Consumer NZ head of communications and campaigns Gemma Rasmussen said that while there’s no golden figure of how much money you should set aside, many financial experts recommend saving 15% of your income each year. This is based on the estimate that you need 80% of pre-retirement income to enjoy a similar standard of living in retirement.

“With the current cost of living constraints, it is understandable many people are struggling to set aside anything significant,” Ramussen said.

“Our research has found that there’s a rising number of people that have been pushed into hardship in the last year. One in four New Zealanders stated their standard of living had declined.

“Nearly half of households said they are either anxious about how much they have tucked away, or they have no savings at all.
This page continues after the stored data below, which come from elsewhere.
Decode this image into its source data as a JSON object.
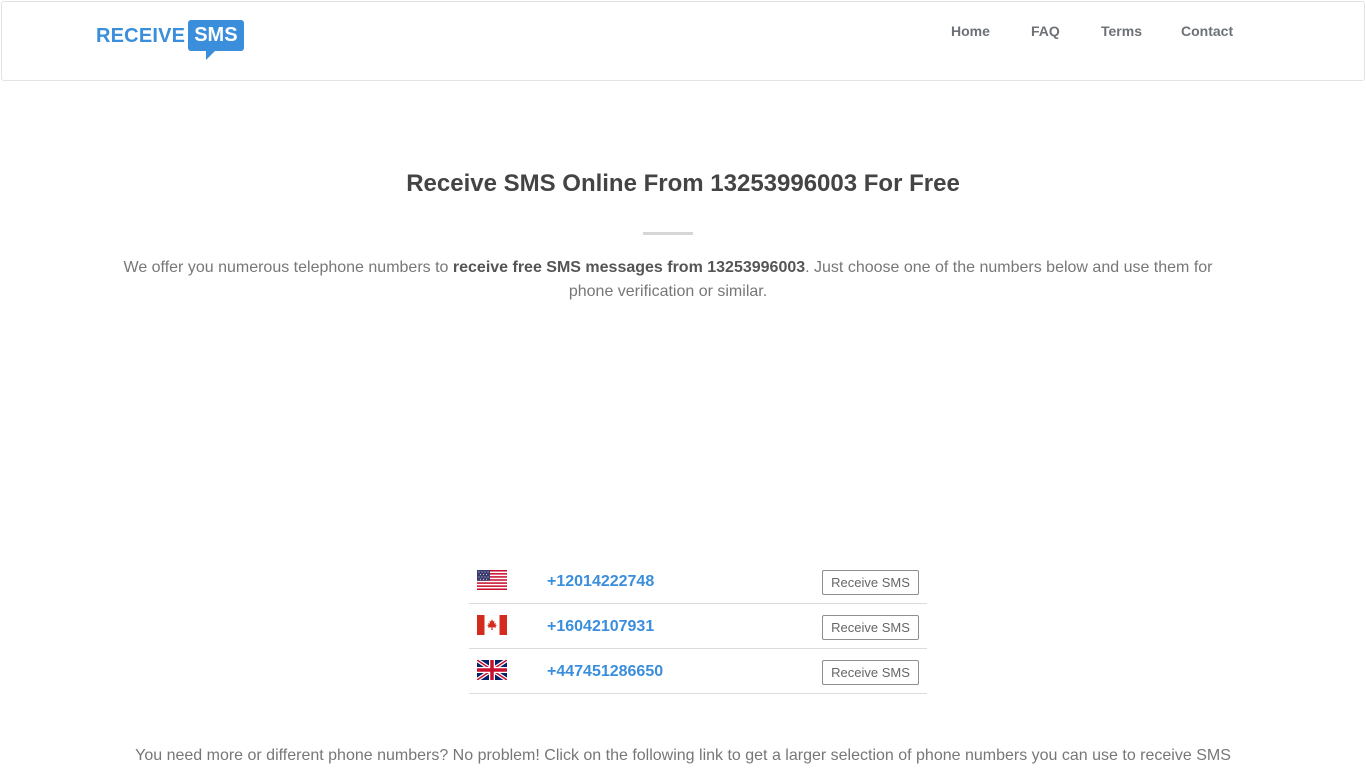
{
  "logo": {
    "word": "RECEIVE",
    "bubble": "SMS"
  },
  "nav": {
    "home": "Home",
    "faq": "FAQ",
    "terms": "Terms",
    "contact": "Contact"
  },
  "main": {
    "title": "Receive SMS Online From 13253996003 For Free",
    "intro_before": "We offer you numerous telephone numbers to ",
    "intro_bold": "receive free SMS messages from 13253996003",
    "intro_after": ". Just choose one of the numbers below and use them for phone verification or similar."
  },
  "numbers": [
    {
      "country_flag": "us-flag-icon",
      "phone": "+12014222748",
      "button": "Receive SMS"
    },
    {
      "country_flag": "ca-flag-icon",
      "phone": "+16042107931",
      "button": "Receive SMS"
    },
    {
      "country_flag": "gb-flag-icon",
      "phone": "+447451286650",
      "button": "Receive SMS"
    }
  ],
  "outro": "You need more or different phone numbers? No problem! Click on the following link to get a larger selection of phone numbers you can use to receive SMS",
  "colors": {
    "brand": "#3a8edb",
    "heading": "#444444",
    "text": "#777777"
  }
}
“Consumer research found that a year ago, most people were prioritising saving for their retirement, but the needle has shifted,” she said. “There is very much a focus on having enough money for the here and now. Concerns about paying for housing and food trump anything else.”

The Sentiment Tracker found that one in four New Zealanders find it difficult to meet financial commitments. When it came to assessing spending habits, half of New Zealanders said they had changed their spending habits in the last three months, with the majority opting for less-expensive items than they would normally purchase.

Price competitiveness was the primary consideration when purchasing products, trumping quality, durability, sustainability and supporting local businesses.

Over the past three months, those aged 70+ were least likely to have savings, with 37% reporting they were not setting money aside.